Local weighted regression

  • The fitted value at \(x_0\) becomes our estimate \(\hat{f}(x_0)\).

  • The final result is a smoother fit than the bin smoother since we use larger sample sizes to estimate our local parameters:
total_days <- diff(range(polls_2008$day)) 
span <- 21/total_days 
fit <- loess(margin ~ day, degree = 1, span = span, data = polls_2008) 
polls_2008 |> mutate(smooth = fit$fitted) |> 
  ggplot(aes(day, margin)) + 
  geom_point(size = 3, alpha = .5, color = "grey") + 
  geom_line(aes(day, smooth), color = "red") 

  • Different spans give us different estimates.

  • We can see how different window sizes lead to different estimates:

  • Here are the final estimates:

  • 3.

  • loess has the option of fitting the local model robustly.

  • An iterative algorithm is implemented in which, after fitting a model in one iteration, outliers are detected and down-weighted for the next iteration.

  • To use this option, we use the argument family="symmetric".

Fitting parabolas

  • Taylor’s theorem also tells us that if you look at any mathematical function closely enough, it looks like a parabola.

  • The theorem also states that you don’t have to look as closely when approximating with parabolas as you do when approximating with lines.

  • This means we can make our windows even larger and fit parabolas instead of lines.

\[ E[Y_i | X_i = x_i ] = \beta_0 + \beta_1 (x_i-x_0) + \beta_2 (x_i-x_0)^2 \mbox{ if } |x_i - x_0| \leq h \]

  • You may have noticed that when we showed the code for using loess, we set degree = 1.

  • This tells loess to fit polynomials of degree 1, a fancy name for lines.

  • If you read the help page for loess, you will see that the argument degree defaults to 2.

  • By default, loess fits parabolas not lines.

  • Here is a comparison of the fitting lines (red dashed) and fitting parabolas (orange solid):

total_days <- diff(range(polls_2008$day)) 
span <- 28/total_days 
fit_1 <- loess(margin ~ day, degree = 1, span = span, data = polls_2008) 
fit_2 <- loess(margin ~ day, span = span, data = polls_2008) 
polls_2008 |> mutate(smooth_1 = fit_1$fitted, smooth_2 = fit_2$fitted) |> 
  ggplot(aes(day, margin)) + 
  geom_point(size = 3, alpha = .5, color = "grey") + 
  geom_line(aes(day, smooth_1), color = "red", lty = 2) + 
  geom_line(aes(day, smooth_2), color = "orange", lty = 1)  

  • The degree = 2 gives us more wiggly results.
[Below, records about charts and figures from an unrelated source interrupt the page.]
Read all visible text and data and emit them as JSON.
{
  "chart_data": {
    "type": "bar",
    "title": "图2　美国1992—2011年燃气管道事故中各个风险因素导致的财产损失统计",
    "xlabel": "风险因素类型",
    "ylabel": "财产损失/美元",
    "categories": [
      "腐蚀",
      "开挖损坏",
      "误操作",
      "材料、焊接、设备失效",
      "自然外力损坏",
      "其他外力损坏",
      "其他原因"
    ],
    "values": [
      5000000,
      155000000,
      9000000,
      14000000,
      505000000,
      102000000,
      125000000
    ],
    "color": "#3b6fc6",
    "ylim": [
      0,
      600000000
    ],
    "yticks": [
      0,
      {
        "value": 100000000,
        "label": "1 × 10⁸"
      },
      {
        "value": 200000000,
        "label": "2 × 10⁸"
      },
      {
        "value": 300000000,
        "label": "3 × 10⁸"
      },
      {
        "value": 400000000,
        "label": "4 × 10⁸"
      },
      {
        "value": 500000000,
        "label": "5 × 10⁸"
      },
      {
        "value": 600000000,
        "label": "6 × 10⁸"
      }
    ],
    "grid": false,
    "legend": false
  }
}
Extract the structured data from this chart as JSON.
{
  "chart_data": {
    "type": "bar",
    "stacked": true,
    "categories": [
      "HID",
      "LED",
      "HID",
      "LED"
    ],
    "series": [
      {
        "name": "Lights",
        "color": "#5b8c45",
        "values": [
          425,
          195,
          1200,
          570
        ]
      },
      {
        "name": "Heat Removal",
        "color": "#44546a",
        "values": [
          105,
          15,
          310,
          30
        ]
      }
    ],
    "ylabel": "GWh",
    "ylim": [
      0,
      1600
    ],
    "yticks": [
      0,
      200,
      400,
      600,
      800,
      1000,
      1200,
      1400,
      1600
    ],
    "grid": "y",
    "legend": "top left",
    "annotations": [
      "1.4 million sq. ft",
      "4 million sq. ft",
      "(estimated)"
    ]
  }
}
  • In general, we actually prefer degree = 1 as it is less prone to this kind of noise.

Beware of default

  • ggplot uses loess in its geom_smooth function:
polls_2008 |> ggplot(aes(day, margin)) + 
  geom_point() +  
  geom_smooth(method = loess) 

  • But be careful with default parameters as they are rarely optimal.

  • However, you can conveniently change them:

polls_2008 |> ggplot(aes(day, margin)) + 
  geom_point() +  
  geom_smooth(method = loess, method.args = list(span = 0.15, degree = 1)) 

Connecting smoothing to machine learning

  • To see how smoothing relates to machine learning with a concrete example, consider again our two or seven example.

  • If we define the outcome \(Y = 1\) for digits that are seven and \(Y=0\) for digits that are 2, then we are interested in estimating the conditional probability:

\[ p(\mathbf{x}) = \mbox{Pr}(Y=1 \mid X_1=x_1 , X_2 = x_2). \]

  • In this example, the 0s and 1s we observe are “noisy” because for some regions the probabilities \(p(\mathbf{x})\) are not that close to 0 or 1.

  • We therefore need to estimate \(p(\mathbf{x})\).

  • Smoothing is an alternative to accomplishing this.

  • We saw that linear regression was not flexible enough to capture the non-linear nature of \(p(\mathbf{x})\), thus smoothing approaches provide an improvement.

  • We later describe a popular machine learning algorithm, k-nearest neighbors, which is based on the concept of smoothing.